On a coutume de toujours penser aux fleurs quand on pense au parfum. Si ce lien est logique, il serait fortement réducteur de s'y limiter. Ce serait surtout oublier que la plupart de nos célèbres flacons renferment des extraits d'origines aussi diverses qu'inattendues.

A côté de la rose, du jasmin, de l'iris ou de la vanille, on trouve en effet feuilles, racines, écorces, bois, résines, fruits, graines, aromates, parfums d'animaux (comme le musc, tiré d'une sécrétion glandulaire de certains mammifères) et matières premières synthétiques... Une manne complémentaire non négligeable en quantité quand on sait qu'en volume utilisé pour la conception générale des parfums, ce n'est pas une fleur qui arrive en tête, mais la mousse de chêne !
Néanmoins, pour trouver ce qui constitue la base de leurs compositions, c'est-à-dire les fleurs, les plus grands "nez" sont amenés à parcourir la planète s'ils veulent sélectionner les meilleures productions : jasmin d'Inde, patchouli d'Indonésie, vanille de Madagascar, ilang-ilang des Comores, iris de Toscane et, bien sûr, l'incontournable berceau de Grasse, cité-capitale de la parfumerie, constituent un tour du monde des senteurs les plus évocatrices.
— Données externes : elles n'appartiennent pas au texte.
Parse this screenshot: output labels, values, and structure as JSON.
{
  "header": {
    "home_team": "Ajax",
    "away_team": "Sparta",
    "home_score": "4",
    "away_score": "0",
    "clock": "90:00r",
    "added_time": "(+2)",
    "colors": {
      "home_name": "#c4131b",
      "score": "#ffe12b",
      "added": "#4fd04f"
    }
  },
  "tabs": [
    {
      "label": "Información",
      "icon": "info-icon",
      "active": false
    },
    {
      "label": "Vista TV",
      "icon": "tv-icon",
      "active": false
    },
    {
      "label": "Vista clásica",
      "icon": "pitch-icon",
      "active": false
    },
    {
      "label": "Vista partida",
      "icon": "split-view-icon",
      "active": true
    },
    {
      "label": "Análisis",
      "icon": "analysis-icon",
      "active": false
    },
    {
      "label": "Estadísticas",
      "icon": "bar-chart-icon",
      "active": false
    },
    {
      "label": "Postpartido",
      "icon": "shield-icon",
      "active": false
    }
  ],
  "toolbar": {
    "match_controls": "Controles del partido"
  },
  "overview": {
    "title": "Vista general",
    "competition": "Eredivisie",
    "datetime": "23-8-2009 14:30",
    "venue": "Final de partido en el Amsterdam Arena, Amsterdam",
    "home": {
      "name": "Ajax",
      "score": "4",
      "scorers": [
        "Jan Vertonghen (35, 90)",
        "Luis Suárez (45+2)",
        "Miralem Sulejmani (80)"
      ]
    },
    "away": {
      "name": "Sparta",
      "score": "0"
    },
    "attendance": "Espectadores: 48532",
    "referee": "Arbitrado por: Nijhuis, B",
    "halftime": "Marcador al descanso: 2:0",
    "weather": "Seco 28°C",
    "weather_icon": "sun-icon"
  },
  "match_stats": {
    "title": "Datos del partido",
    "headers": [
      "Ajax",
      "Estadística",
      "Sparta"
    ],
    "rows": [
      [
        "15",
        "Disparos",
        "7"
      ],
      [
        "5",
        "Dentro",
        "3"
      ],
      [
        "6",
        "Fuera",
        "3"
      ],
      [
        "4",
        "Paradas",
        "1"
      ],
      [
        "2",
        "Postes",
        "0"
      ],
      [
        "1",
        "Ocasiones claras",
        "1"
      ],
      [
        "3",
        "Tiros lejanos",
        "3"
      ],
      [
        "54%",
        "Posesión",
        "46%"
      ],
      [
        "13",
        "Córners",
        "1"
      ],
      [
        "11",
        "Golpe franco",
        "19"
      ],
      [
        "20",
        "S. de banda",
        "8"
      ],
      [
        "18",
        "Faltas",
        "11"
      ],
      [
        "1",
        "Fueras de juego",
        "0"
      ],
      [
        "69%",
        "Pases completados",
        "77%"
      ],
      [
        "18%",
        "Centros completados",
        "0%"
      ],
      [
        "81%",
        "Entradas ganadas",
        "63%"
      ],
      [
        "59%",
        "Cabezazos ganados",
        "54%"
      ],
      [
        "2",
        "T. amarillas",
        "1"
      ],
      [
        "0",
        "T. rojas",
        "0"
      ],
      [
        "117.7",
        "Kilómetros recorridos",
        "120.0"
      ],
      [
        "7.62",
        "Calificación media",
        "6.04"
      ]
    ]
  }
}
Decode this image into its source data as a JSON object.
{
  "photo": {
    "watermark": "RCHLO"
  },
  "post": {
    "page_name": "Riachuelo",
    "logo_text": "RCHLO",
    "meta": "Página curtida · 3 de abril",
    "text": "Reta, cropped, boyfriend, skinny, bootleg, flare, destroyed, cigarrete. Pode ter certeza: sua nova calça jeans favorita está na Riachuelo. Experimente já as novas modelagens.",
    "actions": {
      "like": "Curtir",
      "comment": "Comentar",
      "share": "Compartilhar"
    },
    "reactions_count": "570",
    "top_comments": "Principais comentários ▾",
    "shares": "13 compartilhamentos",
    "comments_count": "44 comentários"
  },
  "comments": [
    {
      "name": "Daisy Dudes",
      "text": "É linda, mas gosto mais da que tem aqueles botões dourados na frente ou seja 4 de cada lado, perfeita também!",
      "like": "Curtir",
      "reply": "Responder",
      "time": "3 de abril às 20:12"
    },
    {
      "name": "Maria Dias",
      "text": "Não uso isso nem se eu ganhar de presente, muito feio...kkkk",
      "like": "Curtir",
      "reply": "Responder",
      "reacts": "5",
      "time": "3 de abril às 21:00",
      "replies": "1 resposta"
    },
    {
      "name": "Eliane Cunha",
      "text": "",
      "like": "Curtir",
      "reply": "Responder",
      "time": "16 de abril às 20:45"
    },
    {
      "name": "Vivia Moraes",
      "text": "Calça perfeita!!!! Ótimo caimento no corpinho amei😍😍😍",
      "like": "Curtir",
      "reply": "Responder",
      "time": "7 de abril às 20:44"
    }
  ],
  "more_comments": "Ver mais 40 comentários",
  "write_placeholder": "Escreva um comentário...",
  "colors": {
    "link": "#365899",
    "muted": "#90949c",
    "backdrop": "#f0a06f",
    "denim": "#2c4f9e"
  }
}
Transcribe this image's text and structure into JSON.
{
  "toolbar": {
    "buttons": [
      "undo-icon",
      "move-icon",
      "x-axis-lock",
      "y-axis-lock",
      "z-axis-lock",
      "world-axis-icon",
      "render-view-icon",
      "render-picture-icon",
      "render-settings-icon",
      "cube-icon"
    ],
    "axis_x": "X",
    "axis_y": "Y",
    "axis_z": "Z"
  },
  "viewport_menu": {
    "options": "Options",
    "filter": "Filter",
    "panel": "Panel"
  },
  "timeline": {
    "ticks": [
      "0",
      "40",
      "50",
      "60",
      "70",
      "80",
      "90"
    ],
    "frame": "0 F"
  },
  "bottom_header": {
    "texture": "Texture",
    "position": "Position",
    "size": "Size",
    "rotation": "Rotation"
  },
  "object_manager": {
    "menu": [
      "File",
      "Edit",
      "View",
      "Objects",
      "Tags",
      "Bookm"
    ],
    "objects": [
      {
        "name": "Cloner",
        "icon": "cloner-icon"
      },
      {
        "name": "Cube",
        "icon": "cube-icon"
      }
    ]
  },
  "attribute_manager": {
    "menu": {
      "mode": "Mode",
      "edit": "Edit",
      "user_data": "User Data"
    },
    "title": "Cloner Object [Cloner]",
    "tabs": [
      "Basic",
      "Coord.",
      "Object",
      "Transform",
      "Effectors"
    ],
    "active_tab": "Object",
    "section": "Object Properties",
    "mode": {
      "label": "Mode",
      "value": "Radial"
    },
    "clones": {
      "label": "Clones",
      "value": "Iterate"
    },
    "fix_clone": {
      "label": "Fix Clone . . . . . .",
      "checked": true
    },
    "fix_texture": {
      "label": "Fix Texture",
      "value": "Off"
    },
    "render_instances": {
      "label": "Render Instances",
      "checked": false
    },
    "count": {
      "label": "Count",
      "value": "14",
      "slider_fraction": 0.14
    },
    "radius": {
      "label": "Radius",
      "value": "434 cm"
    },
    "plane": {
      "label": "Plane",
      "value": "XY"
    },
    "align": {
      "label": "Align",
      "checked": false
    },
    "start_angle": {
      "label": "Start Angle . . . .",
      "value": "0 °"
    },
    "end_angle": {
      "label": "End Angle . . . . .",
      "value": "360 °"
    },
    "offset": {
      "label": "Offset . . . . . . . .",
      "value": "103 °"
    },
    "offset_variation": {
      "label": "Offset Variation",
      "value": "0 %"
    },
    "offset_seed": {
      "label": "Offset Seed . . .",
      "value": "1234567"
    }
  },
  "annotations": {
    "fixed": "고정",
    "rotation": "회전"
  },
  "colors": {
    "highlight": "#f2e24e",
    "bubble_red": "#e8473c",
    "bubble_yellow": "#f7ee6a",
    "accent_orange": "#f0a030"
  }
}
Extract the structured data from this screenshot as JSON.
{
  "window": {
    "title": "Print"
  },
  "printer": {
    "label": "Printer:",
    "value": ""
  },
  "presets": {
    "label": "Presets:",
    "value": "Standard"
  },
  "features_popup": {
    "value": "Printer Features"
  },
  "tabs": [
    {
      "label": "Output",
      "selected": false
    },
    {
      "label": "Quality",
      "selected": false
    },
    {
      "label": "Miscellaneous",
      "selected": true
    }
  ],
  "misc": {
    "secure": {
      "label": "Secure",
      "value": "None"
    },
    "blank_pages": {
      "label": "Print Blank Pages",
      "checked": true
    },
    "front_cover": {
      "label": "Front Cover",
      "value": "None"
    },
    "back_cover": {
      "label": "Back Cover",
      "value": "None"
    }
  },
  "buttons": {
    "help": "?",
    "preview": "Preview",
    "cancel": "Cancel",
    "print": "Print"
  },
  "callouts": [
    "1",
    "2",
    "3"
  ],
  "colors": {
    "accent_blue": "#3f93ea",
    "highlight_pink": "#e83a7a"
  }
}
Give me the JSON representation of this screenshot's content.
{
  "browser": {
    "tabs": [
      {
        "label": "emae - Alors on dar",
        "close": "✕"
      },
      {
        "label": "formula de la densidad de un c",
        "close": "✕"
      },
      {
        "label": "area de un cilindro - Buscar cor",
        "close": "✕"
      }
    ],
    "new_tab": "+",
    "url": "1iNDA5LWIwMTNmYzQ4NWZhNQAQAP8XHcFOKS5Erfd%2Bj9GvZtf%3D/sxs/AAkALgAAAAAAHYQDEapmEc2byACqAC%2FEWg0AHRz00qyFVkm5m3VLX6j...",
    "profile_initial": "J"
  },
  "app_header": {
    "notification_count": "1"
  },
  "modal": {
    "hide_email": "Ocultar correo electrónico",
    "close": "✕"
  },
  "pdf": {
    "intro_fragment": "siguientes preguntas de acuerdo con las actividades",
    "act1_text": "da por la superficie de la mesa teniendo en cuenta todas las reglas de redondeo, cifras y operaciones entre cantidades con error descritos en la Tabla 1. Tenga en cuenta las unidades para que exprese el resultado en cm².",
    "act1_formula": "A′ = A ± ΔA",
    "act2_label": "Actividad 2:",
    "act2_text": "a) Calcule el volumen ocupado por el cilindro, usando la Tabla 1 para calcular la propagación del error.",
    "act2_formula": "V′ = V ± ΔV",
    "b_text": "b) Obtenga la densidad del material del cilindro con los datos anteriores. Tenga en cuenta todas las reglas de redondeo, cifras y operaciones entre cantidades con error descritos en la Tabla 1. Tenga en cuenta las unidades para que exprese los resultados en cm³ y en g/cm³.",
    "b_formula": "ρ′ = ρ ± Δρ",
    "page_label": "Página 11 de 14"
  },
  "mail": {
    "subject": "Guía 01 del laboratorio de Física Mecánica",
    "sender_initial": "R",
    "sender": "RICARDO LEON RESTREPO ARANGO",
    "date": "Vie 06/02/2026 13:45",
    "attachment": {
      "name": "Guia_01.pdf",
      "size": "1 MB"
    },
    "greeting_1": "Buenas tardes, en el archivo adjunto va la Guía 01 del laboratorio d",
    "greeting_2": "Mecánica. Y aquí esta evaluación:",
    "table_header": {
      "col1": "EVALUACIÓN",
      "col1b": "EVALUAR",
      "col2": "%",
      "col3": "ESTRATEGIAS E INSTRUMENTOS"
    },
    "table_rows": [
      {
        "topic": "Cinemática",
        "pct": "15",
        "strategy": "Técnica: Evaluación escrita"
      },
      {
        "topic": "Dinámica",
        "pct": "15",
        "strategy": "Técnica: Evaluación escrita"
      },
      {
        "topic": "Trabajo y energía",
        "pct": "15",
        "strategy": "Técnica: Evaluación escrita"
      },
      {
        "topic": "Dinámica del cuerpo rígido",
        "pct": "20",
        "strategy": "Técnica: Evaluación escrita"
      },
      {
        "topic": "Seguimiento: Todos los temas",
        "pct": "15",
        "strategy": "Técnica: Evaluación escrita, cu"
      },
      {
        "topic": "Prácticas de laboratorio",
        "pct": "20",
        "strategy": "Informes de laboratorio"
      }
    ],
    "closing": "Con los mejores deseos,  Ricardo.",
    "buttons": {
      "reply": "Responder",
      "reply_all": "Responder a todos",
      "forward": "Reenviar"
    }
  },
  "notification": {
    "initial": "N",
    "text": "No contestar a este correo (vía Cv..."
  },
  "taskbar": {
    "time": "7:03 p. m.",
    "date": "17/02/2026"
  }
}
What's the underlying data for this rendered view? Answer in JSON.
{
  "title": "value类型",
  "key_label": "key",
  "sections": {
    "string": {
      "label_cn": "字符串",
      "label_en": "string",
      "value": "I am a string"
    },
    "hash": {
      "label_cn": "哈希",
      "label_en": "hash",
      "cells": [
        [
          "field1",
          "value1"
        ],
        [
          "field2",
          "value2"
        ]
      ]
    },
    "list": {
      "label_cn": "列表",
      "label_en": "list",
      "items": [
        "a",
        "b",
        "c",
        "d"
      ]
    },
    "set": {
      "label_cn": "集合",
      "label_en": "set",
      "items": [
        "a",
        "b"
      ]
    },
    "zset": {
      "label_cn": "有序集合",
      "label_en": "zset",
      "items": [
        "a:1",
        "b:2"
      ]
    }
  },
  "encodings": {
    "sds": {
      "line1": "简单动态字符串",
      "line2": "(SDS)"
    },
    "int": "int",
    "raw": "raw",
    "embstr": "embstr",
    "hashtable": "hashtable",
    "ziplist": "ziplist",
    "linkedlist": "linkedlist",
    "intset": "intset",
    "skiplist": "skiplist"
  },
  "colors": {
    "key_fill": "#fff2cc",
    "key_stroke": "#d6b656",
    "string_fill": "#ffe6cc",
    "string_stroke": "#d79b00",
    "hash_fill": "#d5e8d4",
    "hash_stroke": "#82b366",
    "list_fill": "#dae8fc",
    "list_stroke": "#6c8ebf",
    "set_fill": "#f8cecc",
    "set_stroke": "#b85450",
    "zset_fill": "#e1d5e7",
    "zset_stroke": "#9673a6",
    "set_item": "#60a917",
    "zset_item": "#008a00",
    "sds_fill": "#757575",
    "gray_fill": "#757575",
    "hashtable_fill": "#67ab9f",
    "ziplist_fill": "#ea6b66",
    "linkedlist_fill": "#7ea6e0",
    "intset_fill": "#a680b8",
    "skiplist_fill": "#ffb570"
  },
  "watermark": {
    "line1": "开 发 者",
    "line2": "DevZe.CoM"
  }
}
Pour passer de la fleur au flacon, plusieurs procédés de transformation sont utilisés : l'enfleurage à chaud ou à froid, la distillation ou l'extraction par solvants.
L'enfleurage à chaud, l'une des méthodes les plus anciennes, est basé sur une technique de macération des fleurs dans des corps gras fondus.
L'enfleurage à froid consiste à mettre la fleur fraîche à plat, en contact avec un corps gras, et à faire absorber l'odeur de cette fleur par cette graisse, jusqu'à saturation.
De ces 2 méthodes, résulte l'obtention d'une pommade parfumée qui, battue, glacée, filtrée puis concentrée sous vide, donne l'"absolu", en fait la base d'un composant. La distillation repose sur le principe de l'évaporation puis de la condensation, qui produira, en fin de chaîne après refroidissement, de l'huile essentielle.
L'extraction par solvants, quant à elle, sert surtout à extraire les essences des écorces et des racines, plus délicates à traiter. Disposées à plat, celles-ci sont traversées par un solvant volatil qui entraîne dans son sillage les molécules odorantes de la matière première. Après filtrage et concentration sous vide, cette opération donne la "concrète".
Quant aux fruits, leurs zestes sont tout simplement pressés selon une technique particulière.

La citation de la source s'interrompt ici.